A Space-Bounded Anytime Algorithm for the Multiple Longest Common Subsequence Problem

IEEE Trans Knowl Data Eng. 2014 Nov;26(11):2599-2609. doi: 10.1109/TKDE.2014.2304464.

Abstract

The multiple longest common subsequence (MLCS) problem, related to the identification of sequence similarity, is an important problem in many fields. As an NP-hard problem, its exact algorithms have difficulty in handling large-scale data and time- and space-efficient algorithms are required in real-world applications. To deal with time constraints, anytime algorithms have been proposed to generate good solutions with a reasonable time. However, there exists little work on space-efficient MLCS algorithms.
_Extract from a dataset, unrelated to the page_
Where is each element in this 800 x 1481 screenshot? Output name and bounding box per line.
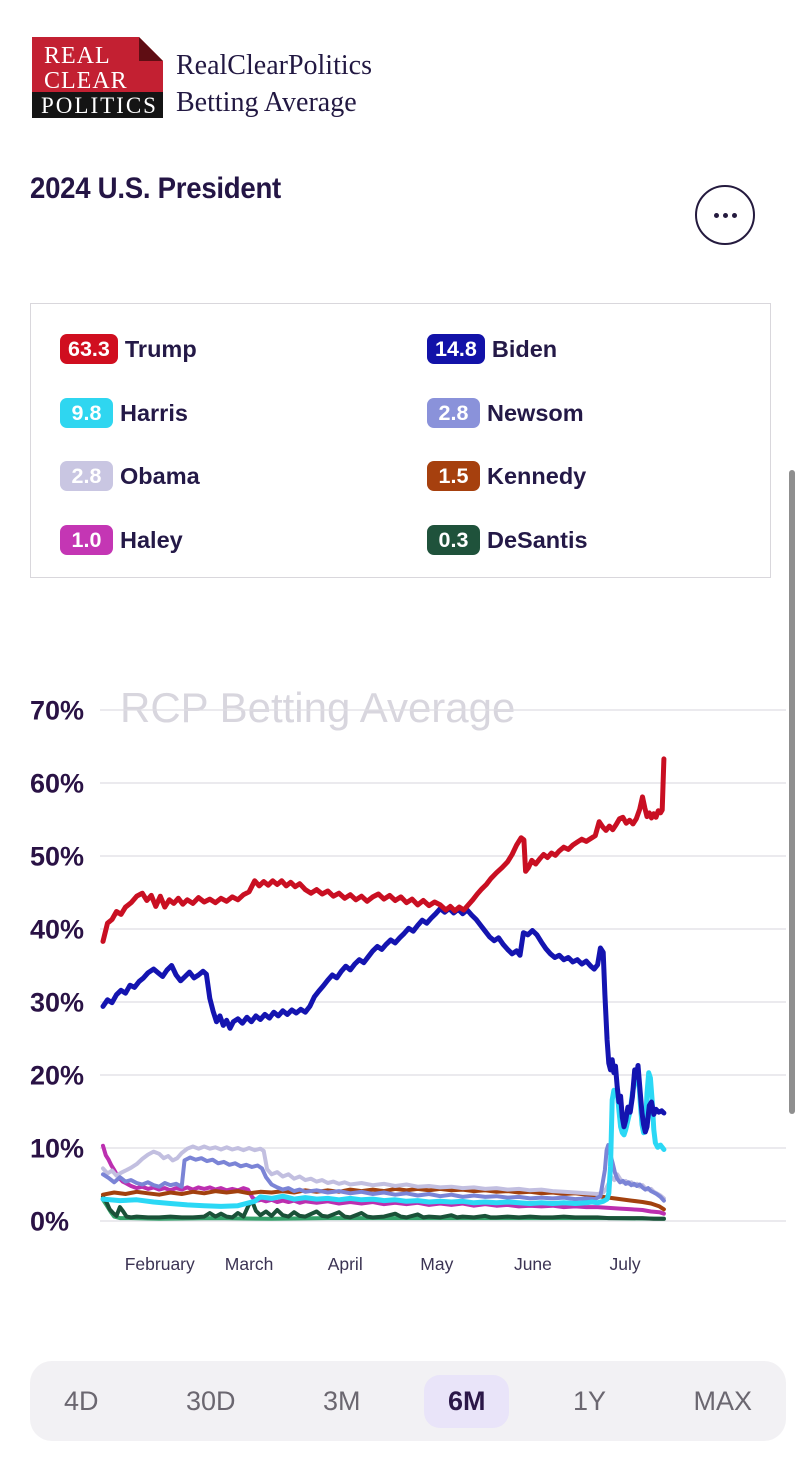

In this paper, we formulate the MLCS problem into a graph search problem and present two space-efficient anytime MLCS algorithms, SA-MLCS and SLA-MLCS. SA-MLCS uses an iterative beam widening search strategy to reduce space usage during the iterative process of finding better solutions. Based on SA-MLCS, SLA-MLCS, a space-bounded algorithm, is developed to avoid space usage from exceeding available memory. SLA-MLCS uses a replacing strategy when SA-MLCS reaches a given space bound. Experimental results show SA-MLCS and SLA-MLCS use an order of magnitude less space and time than the state-of-the-art approximate algorithm MLCS-APP while finding better solutions. Compared to the state-of-the-art anytime algorithm Pro-MLCS, SA-MLCS and SLA-MLCS can solve an order of magnitude larger size instances. Furthermore, SLA-MLCS can find much better solutions than SA-MLCS on large size instances.

Keywords: Heuristic search; anytime algorithm; multiple longest common subsequence (MLCS); space bounded.